Aw, what am I talkin' about. That kid ain't gonna do me any favors. He'd probably tell on me, then where would I be? I'd be fired is where. Helluva marriage prospect I'd be then. No job, beat-up car, no money. Shit.

Maybe she goes to church. I could pull that off. I can be just as holy as the next guy. Although there's probably plenty of church-goin' guys who've already got their eyes on her. Or women who want to introduce their kin to her. That's the problem-church is always crowded.

Maybe I could slip when I'm puttin' the bags in her trunk one night and ask her to take me to the hospital. Then once I got in her car and we had drove away a bit I could tell her I just faked it so that I could get to know her better 'cause I think she's so pretty. She might appreciate that-think it's funny and all.
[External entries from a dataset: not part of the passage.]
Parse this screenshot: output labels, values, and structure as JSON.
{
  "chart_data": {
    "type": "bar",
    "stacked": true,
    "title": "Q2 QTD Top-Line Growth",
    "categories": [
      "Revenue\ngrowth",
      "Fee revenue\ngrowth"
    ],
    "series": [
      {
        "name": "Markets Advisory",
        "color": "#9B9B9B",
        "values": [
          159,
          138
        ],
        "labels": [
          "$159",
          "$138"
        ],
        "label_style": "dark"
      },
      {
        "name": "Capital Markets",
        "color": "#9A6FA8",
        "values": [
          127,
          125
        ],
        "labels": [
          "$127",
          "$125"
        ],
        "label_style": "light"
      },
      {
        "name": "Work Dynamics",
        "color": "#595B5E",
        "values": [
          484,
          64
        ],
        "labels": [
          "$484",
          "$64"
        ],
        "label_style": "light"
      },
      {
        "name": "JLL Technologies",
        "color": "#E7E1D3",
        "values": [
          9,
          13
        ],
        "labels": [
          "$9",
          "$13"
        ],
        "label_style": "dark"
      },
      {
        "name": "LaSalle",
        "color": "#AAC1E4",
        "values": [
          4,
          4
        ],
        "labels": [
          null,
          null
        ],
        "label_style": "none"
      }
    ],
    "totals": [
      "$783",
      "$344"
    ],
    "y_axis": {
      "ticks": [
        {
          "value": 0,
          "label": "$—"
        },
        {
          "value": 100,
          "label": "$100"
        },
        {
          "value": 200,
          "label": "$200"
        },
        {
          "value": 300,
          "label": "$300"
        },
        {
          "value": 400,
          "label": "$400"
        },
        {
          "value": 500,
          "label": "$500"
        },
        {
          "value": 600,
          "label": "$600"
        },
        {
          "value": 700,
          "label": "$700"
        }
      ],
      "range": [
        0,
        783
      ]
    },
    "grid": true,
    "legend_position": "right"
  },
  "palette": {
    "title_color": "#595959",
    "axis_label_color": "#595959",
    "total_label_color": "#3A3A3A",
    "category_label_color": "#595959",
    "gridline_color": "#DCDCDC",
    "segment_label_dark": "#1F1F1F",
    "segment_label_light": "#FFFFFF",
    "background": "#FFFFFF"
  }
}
Or maybe not. It'd probably startle her when I told her. And Cunningham would want to know why we didn't have enough ice for the chicken plant in the morning. Naw, that's no good. I'll just have to tell that kid to take off some Saturday and I'll cover for him. That way it'll be just me and her when she drives up. And then I'll tell her what I want to say. What I told that kid that he thought was so funny. I'd give my right arm for five minutes alone with her.